Per afasia progressiva primaria si intende un disturbo selettivo del linguaggio lentamente progressivo in assenza di altri deficit cognitivi.

Sul piano clinico i disturbi del linguaggio osservati in tali pazienti presentano un'estrema variabilità distribuendosi lungo tutta la tassonomia dei deficit afasici, a seconda della zona compromessa e con una prevalenza dell'emisfero sinistro.

È stato inoltre osservato che la maggior parte dei pazienti con i disturbi del linguaggio fluenti, per lo più dovuti a lesioni retrorolandiche perisilviane, evolve ad un deficit cognitivo generalizzato. Ciò  invece accade solo eccezionalmente nel caso di deficit del linguaggio non fluenti, dovuti a degenerazioni focali del lobo frontale e caratterizzati da deficit articolatori e agrammatismo.

- DIAGNOSI DIFFERENZIALE TRA DISTURBI AFASICI NEGLI AD E NEI LESI FOCALI

Solitamente la diagnosi differenziale tra i disturbi del linguaggio dei pazienti AD e di quelli con lesione focale si avvale di tre criteri principali:

-           L’anamnesi, che evidenzia un esordio acuto del deficit linguistico nei pazienti con lesione focale, che è invece assente nei pazienti AD.

-           La TAC, che evidenzia l'assenza di lesioni degenerative focali ed eventualmente la presenza di un'atrofia cerebrale diffusa.

-           L'esame neuropsicologico, che evidenzia l'assenza di altri deficit cognitivi che tipicamente caratterizzano l’AD, come i disturbi di memoria, di attenzione e di orientamento.

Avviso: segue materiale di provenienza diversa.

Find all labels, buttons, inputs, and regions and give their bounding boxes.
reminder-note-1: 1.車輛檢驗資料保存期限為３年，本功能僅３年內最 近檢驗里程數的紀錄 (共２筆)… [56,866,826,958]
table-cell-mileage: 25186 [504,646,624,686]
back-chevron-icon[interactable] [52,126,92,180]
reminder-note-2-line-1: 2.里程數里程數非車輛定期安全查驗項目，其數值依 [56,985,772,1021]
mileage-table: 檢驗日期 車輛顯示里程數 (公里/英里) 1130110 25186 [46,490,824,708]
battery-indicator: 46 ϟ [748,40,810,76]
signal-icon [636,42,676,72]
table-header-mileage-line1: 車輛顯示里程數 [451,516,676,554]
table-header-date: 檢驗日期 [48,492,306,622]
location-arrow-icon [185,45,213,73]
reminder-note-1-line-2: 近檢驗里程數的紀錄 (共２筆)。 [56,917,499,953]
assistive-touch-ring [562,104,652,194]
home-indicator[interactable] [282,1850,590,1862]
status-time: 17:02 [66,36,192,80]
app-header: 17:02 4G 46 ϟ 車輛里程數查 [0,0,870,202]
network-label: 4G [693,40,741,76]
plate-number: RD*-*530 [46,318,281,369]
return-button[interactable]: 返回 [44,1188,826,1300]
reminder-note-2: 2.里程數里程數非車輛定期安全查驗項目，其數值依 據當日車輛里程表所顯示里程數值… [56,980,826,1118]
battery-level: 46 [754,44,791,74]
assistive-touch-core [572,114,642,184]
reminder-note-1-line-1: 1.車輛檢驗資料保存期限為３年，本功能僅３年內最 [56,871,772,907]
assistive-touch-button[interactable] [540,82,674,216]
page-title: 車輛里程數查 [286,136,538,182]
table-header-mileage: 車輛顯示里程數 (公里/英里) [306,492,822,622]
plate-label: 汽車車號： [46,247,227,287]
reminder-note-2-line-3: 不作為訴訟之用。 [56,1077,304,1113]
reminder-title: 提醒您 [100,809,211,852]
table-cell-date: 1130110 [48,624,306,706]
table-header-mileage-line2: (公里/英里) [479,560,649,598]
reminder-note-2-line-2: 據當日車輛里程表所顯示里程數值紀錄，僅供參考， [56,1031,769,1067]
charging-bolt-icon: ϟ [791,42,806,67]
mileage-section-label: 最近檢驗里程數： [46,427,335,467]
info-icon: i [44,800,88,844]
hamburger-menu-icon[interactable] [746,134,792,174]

-           Inoltre nei pazienti AD sono assai rare le forme afasiche non fluenti caratterizzate da agrammatismo e difficoltà articolatorie, con una sostanziale assenza di afasie di Broca e di quella globale. Sono invece predominanti le forme afasiche fluenti, in particolar modo l’afasia amnesica e quella transcorticale sensoriale.

-           Infine la lettura ad alta voce e la scrittura sono solitamente meno compromesse nei pazienti AD.